After clicking Run a new Azure Pipeline job was added to the queue of the Default agent pool. Due to our trigger in the ScaledJob object KEDA finds the pending pipeline job in the queue and creates a new Kubernetes Job for it. The newly created agent pod pops up in the terminal and after registration in the agent pool and startup it’s also visible as online in the Agents tab of the agent pool.

The new pipeline agent picks up the pipeline job and runs all steps. After the job is executed, the pipeline agent stops due to the --once flag we added and is unregistering itself from the agent pool again. The pod is now in Completed state.

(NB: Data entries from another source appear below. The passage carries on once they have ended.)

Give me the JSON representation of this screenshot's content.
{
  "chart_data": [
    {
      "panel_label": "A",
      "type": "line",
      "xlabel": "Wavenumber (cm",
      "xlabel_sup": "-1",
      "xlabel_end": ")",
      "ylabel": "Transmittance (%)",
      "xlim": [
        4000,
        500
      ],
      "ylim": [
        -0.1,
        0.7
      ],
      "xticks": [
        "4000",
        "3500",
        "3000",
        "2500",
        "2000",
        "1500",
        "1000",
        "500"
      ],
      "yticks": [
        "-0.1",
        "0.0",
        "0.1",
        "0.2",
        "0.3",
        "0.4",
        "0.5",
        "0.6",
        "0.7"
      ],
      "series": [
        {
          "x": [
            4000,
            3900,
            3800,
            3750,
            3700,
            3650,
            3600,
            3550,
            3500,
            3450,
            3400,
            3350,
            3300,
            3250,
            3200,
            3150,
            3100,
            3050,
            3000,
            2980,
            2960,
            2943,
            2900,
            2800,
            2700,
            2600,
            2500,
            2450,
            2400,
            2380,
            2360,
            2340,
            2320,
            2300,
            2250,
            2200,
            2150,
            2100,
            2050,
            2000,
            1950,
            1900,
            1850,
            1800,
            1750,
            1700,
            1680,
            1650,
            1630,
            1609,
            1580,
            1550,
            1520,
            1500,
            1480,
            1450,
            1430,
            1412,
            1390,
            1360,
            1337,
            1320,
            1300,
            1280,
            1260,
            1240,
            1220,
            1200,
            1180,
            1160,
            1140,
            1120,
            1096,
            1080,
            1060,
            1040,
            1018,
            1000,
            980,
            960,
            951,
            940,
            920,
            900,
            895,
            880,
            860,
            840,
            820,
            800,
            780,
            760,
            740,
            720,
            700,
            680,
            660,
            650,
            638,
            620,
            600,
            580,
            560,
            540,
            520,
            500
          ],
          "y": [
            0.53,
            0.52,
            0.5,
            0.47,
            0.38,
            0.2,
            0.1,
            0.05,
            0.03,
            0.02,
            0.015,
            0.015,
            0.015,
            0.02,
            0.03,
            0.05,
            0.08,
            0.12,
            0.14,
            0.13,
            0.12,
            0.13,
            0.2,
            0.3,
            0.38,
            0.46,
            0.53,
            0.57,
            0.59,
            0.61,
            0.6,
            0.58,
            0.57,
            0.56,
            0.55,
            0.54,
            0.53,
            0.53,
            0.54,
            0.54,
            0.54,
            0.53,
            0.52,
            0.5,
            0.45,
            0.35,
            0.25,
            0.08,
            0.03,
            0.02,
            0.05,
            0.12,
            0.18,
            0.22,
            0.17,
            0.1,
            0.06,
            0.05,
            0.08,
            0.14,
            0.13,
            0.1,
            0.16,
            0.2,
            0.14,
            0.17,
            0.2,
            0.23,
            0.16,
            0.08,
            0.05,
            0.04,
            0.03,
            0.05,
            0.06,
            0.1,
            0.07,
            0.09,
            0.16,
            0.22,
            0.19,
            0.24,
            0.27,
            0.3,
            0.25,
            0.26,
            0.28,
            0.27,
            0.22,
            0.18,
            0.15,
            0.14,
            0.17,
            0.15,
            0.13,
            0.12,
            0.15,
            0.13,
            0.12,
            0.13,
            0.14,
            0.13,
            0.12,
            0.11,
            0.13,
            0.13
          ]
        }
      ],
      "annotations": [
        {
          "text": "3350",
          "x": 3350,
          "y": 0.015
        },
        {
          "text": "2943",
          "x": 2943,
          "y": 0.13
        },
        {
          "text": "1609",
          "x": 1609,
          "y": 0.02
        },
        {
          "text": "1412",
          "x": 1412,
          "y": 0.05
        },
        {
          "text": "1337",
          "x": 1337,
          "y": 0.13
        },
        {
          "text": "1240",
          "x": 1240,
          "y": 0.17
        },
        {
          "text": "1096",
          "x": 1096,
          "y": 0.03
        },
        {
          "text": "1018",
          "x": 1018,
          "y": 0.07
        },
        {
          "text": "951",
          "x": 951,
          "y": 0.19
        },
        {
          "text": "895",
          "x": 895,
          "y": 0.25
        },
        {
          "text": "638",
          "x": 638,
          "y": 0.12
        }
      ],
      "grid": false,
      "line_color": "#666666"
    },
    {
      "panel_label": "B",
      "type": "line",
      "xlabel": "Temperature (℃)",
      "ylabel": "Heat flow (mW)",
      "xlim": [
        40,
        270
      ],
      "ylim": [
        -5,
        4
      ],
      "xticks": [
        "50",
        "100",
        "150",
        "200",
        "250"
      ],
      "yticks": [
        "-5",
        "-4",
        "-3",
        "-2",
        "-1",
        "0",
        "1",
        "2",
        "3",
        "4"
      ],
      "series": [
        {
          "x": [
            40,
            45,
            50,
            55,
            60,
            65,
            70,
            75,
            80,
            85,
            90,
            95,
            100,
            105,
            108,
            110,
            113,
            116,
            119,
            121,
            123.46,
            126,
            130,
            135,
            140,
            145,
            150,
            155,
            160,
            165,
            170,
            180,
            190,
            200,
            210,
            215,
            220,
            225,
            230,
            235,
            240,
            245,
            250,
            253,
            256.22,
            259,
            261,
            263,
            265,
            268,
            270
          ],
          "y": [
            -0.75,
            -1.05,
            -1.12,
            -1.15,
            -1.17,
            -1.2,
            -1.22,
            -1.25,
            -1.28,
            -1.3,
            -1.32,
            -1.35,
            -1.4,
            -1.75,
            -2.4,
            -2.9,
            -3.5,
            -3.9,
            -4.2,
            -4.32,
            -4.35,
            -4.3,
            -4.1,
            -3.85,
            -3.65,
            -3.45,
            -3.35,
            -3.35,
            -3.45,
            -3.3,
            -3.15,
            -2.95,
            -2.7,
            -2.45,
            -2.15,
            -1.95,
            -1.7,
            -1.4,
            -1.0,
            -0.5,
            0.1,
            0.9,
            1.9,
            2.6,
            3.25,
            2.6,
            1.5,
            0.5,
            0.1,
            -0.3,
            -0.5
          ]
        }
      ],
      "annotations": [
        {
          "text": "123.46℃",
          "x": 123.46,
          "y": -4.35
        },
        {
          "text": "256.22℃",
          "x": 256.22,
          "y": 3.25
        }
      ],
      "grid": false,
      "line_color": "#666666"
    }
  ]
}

If you have more than one parallel job available in Azure DevOps you can also run multiple jobs in at once and watch KEDA creating multiple agent pods simultaneously. As KEDA scales to zero we don’t waste any resources when no pipeline jobs are pending. That’s autoscaling at its best!

There’s more

We had a look at the basic setup for autoscaling containerized Azure Pipelines agents with KEDA. For more advanced setups you might want to think about other aspects as well:

  • If you have pipeline jobs that require different toolsets then you might want to specify demands in the azure-pipelines trigger. This way the autoscaling only triggers when the demands of the pending pipeline job you specified in your pipeline are a subset of the demands in the trigger. Those demands also need to be part of the environment variables of the Job in jobTargetRef. Example: You have one pipeline for .NET and another one for Node.js applications that are using the same agent pool. The first pipeline is specifying dotnet and the second one nodejs as a demand. You create two ScaledJob objects. The one for .NET has demands: dotnet as well as an environment variable dotnet=true in the Job. The other ScaledJob has demands: nodejs and the environment variable nodejs=true. Each ScaledJob would use a different agent image with the specific tools installed.

  • If you have many different or changing Azure DevOps projects or agent pools then doing the one-time setup of the dummy agent for all of them might be a tedious and time consuming manual work. To automate that you might could use a serverless job within your pipeline that uses the Azure DevOps APIs to register the dummy agent if it doesn’t exist instead of spinning up a real agent that only registers itself and then shuts down. I will look at that in the future and will update here.